House panel halts bills tied to data center power costs

The legislation would require regulators to examine whether customers that are not high-load users could be subsidizing transmission, generation or distribution costs tied to facilities such as large data centers.

Published: March 4, 2026 4:35pm

(The Center Square) -

A subcommittee in the Virginia House of Delegates on Wednesday halted two Senate bills aimed at examining whether large electricity users could shift power grid costs onto other customers.

The House Labor and Commerce Subcommittee #3 voted to continue Senate Bill 339 to the 2027 session and table Senate Bill 619, according to records from the Virginia Legislative Information System. Both bills had previously passed the Senate.

Senate Bill 339, introduced by Sen. Russet Perry, D-Loudoun, would direct the State Corporation Commission to review how certain electric infrastructure costs are allocated among different customer groups.

The legislation would require regulators to examine whether customers that are not high-load users could be subsidizing transmission, generation or distribution costs tied to facilities such as large data centers.

According to the commission’s fiscal impact statement, the agency would need to hire a consultant to assist with technical analysis to carry out the review proceedings required under the bill.

The second measure, Senate Bill 619 from Sen. Kannan Srinivasan, D-Loudoun, focused on facilities with very large electricity demand.

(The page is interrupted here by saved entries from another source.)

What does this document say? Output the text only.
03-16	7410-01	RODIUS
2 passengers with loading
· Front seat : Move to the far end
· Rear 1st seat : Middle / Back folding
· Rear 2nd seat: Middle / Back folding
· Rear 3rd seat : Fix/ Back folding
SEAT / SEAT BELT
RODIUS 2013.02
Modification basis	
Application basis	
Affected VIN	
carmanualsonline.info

The bill would require operations using more than 90 megawatts of electricity to obtain a certificate of operation from the State Corporation Commission before beginning service.

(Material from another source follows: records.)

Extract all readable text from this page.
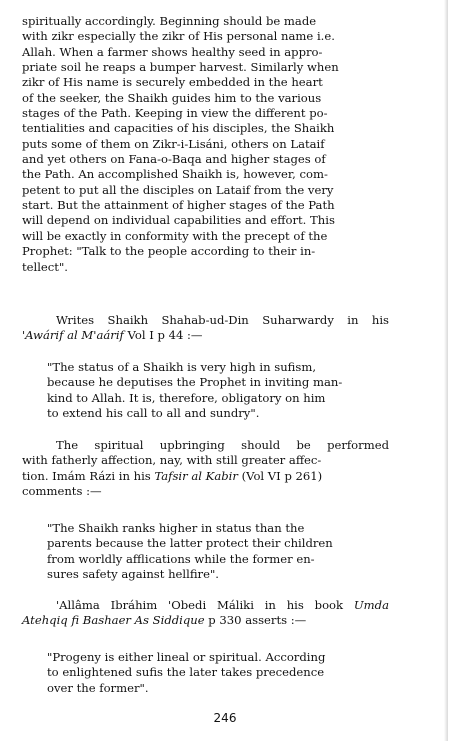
spiritually accordingly. Beginning should be made
with zikr especially the zikr of His personal name i.e.
Allah. When a farmer shows healthy seed in appro-
priate soil he reaps a bumper harvest. Similarly when
zikr of His name is securely embedded in the heart
of the seeker, the Shaikh guides him to the various
stages of the Path. Keeping in view the different po-
tentialities and capacities of his disciples, the Shaikh
puts some of them on Zikr-i-Lisáni, others on Lataif
and yet others on Fana-o-Baqa and higher stages of
the Path. An accomplished Shaikh is, however, com-
petent to put all the disciples on Lataif from the very
start. But the attainment of higher stages of the Path
will depend on individual capabilities and effort. This
will be exactly in conformity with the precept of the
Prophet: "Talk to the people according to their in-
tellect".
Writes Shaikh Shahab-ud-Din Suharwardy in his
'Awárif al M'aárif Vol I p 44 :—
"The status of a Shaikh is very high in sufism,
because he deputises the Prophet in inviting man-
kind to Allah. It is, therefore, obligatory on him
to extend his call to all and sundry".
The spiritual upbringing should be performed
with fatherly affection, nay, with still greater affec-
tion. Imám Rázi in his Tafsir al Kabir (Vol VI p 261)
comments :—
"The Shaikh ranks higher in status than the
parents because the latter protect their children
from worldly afflications while the former en-
sures safety against hellfire".
'Allâma Ibráhim 'Obedi Máliki in his book Umda
Atehqiq fi Bashaer As Siddique p 330 asserts :—
"Progeny is either lineal or spiritual. According
to enlightened sufis the later takes precedence
over the former".
246
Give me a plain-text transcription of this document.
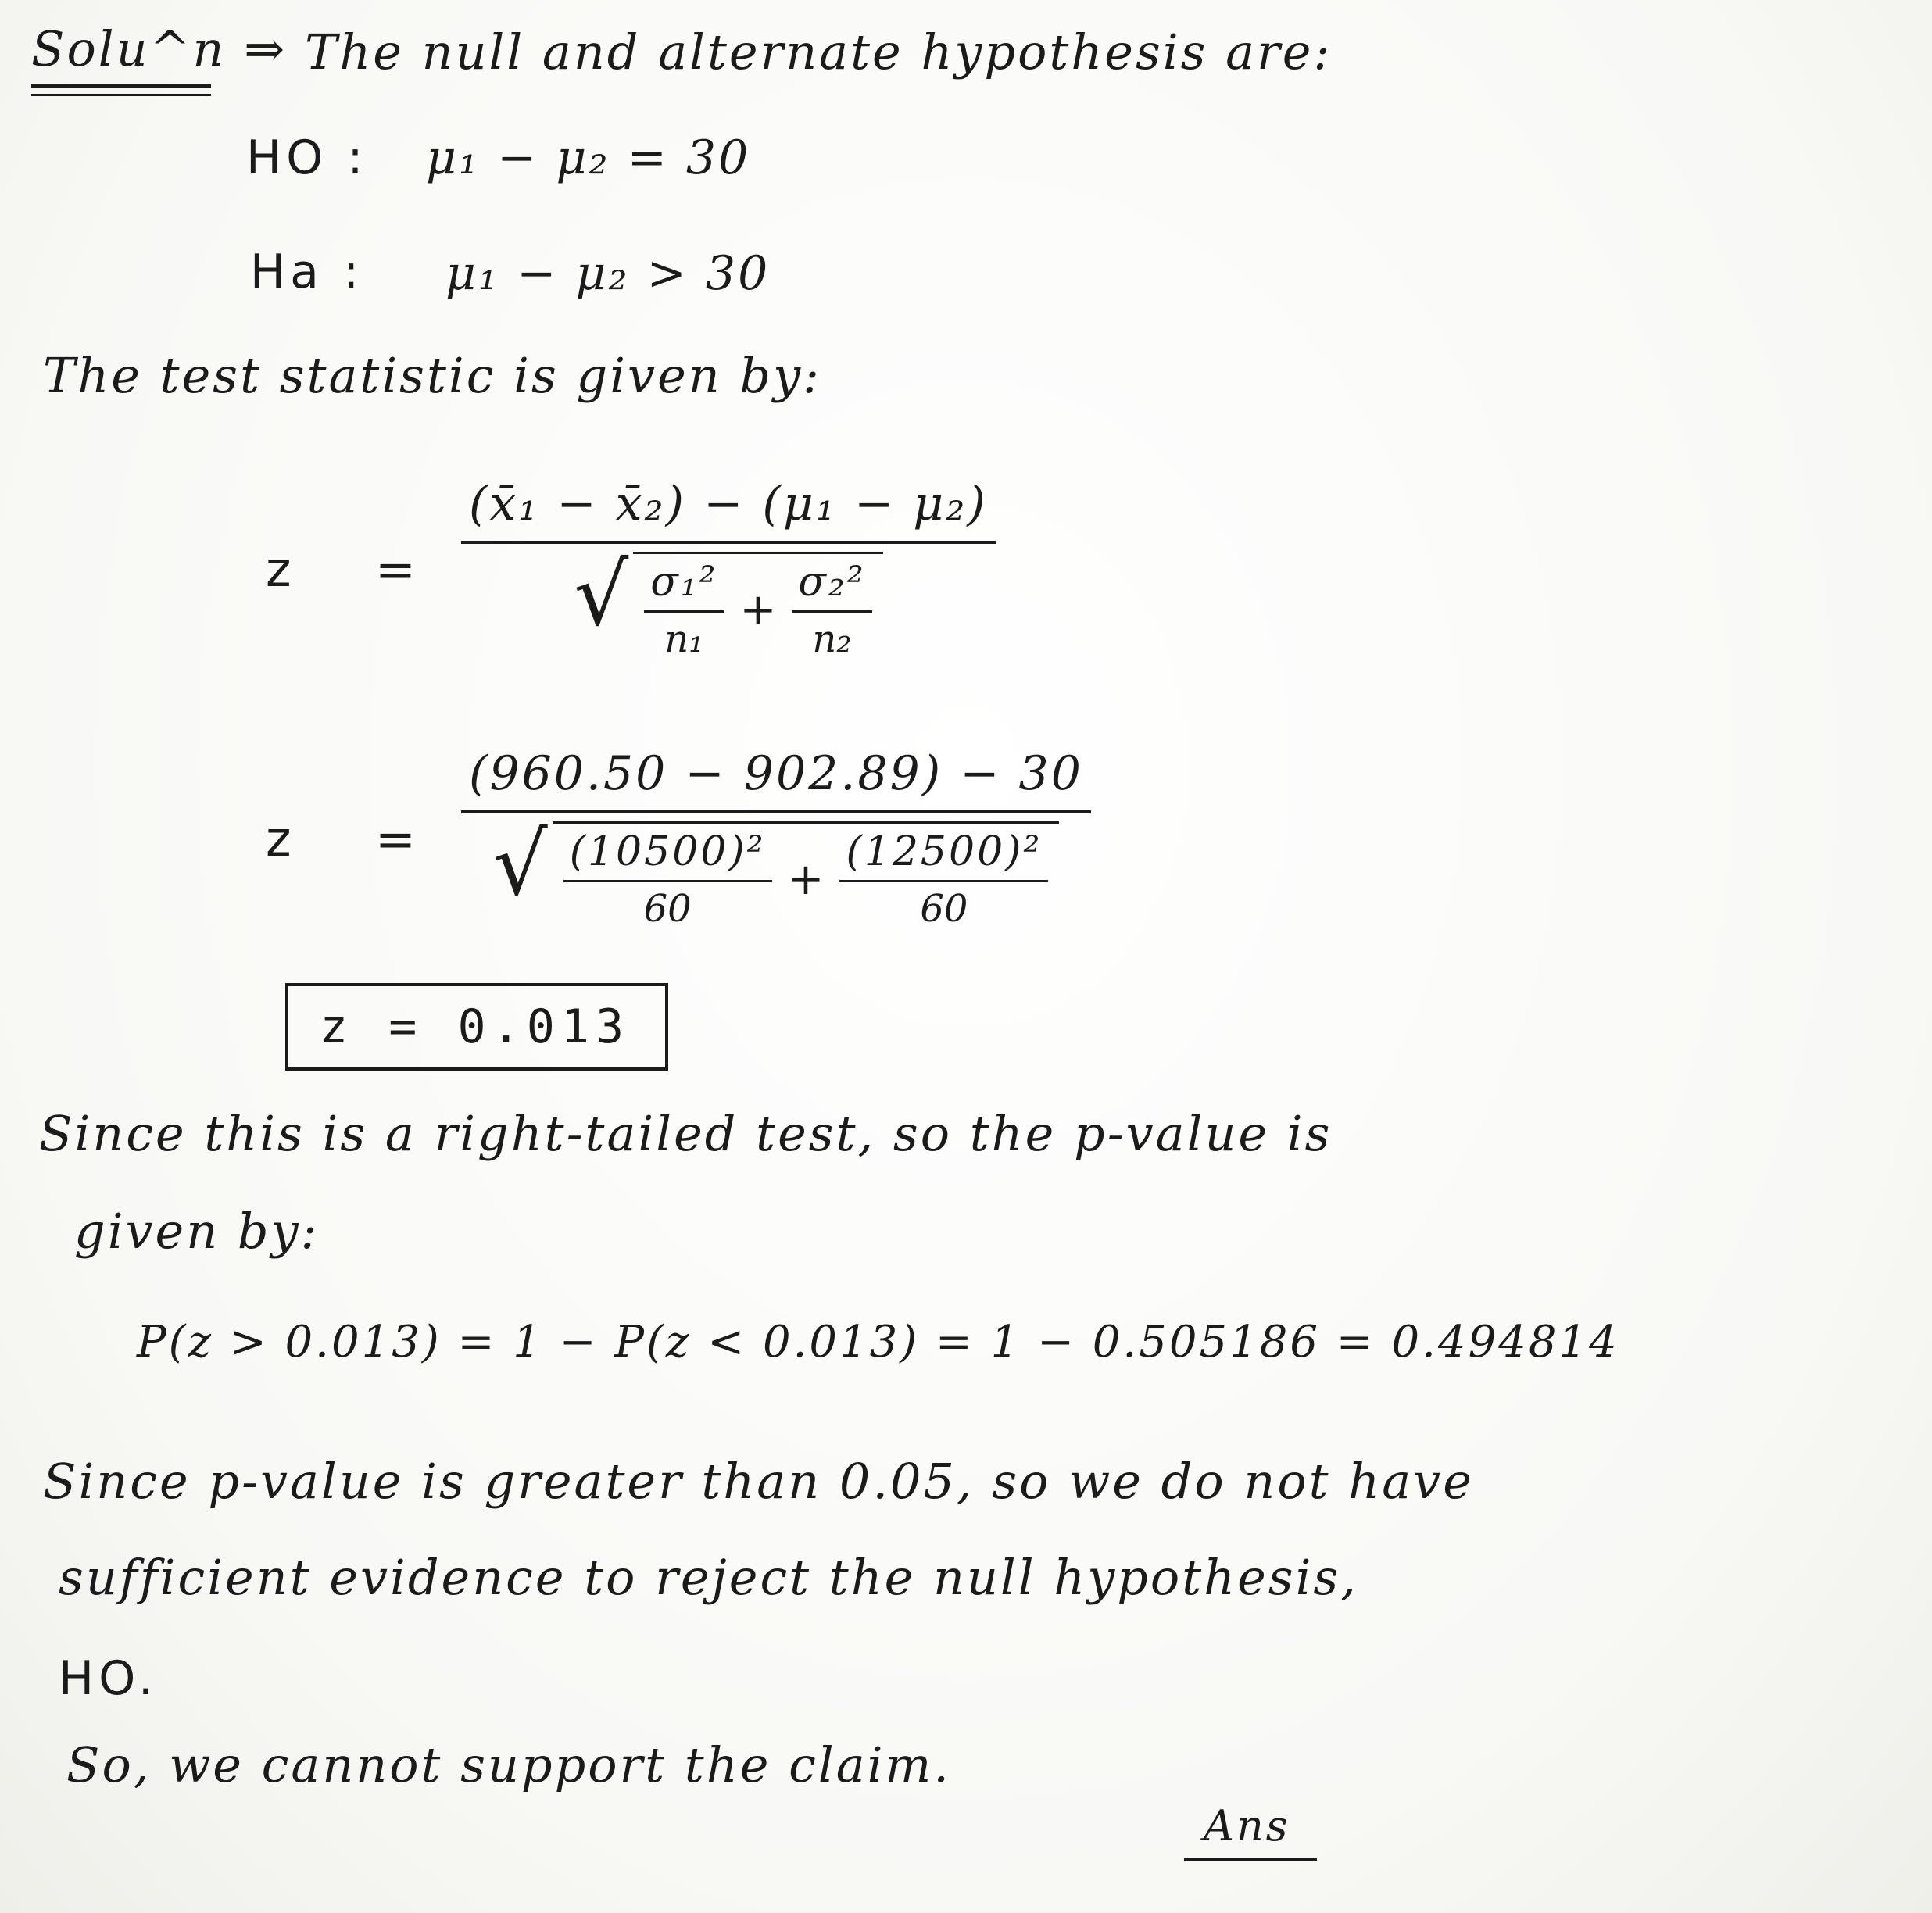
Solu^n ⇒ The null and alternate hypothesis are:
HO : μ₁ − μ₂ = 30
Ha : μ₁ − μ₂ > 30
The test statistic is given by:
z	=
(x̄₁ − x̄₂) − (μ₁ − μ₂)
√ σ₁²
n₁
+
σ₂²
n₂
z	=
(960.50 − 902.89) − 30
√ (10500)²
60
+
(12500)²
60
z = 0.013
Since this is a right-tailed test, so the p-value is
given by:
P(z > 0.013) = 1 − P(z < 0.013) = 1 − 0.505186 = 0.494814
Since p-value is greater than 0.05, so we do not have
sufficient evidence to reject the null hypothesis,
HO.
So, we cannot support the claim.
Ans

Under the proposal, regulators would evaluate whether sufficient electricity supply, grid capacity and infrastructure exist to support the facility and whether the project could create an unreasonable cross-subsidy among utility customers.

The commission estimated the measure could result in between 30 and 60 new regulatory proceedings annually. To handle that workload, the agency said it would need 11 additional employees, including utilities analysts, engineers and attorneys, at an estimated cost of about $1.24 million per year beginning in fiscal year 2027.

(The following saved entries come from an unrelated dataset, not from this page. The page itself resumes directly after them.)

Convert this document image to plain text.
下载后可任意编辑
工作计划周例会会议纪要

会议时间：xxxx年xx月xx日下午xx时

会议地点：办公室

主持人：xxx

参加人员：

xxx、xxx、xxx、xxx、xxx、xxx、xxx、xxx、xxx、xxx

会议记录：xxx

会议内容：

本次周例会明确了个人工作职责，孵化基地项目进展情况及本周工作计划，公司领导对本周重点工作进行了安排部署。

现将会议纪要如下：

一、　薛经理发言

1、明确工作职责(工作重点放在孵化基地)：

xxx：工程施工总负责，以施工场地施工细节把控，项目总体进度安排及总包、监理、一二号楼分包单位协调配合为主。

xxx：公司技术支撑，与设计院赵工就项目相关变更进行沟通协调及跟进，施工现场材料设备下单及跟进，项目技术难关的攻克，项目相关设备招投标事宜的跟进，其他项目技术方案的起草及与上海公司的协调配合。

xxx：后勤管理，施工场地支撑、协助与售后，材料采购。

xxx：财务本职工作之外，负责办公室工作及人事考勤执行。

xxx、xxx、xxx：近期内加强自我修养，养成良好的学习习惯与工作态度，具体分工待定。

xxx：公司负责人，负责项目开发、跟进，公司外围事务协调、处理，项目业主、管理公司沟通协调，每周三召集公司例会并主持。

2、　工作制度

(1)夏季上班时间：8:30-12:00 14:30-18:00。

Virginia has had rapid growth in electricity demand tied to data center development, particularly in Northern Virginia, home to one of the largest concentrations of data centers in the world. The industry’s growing energy demand has drawn increasing attention from lawmakers and regulators as they examine how infrastructure costs tied to large electricity users are allocated among utility customers.

With Wednesday’s subcommittee actions, neither bill will advance further during the 2026 legislative session.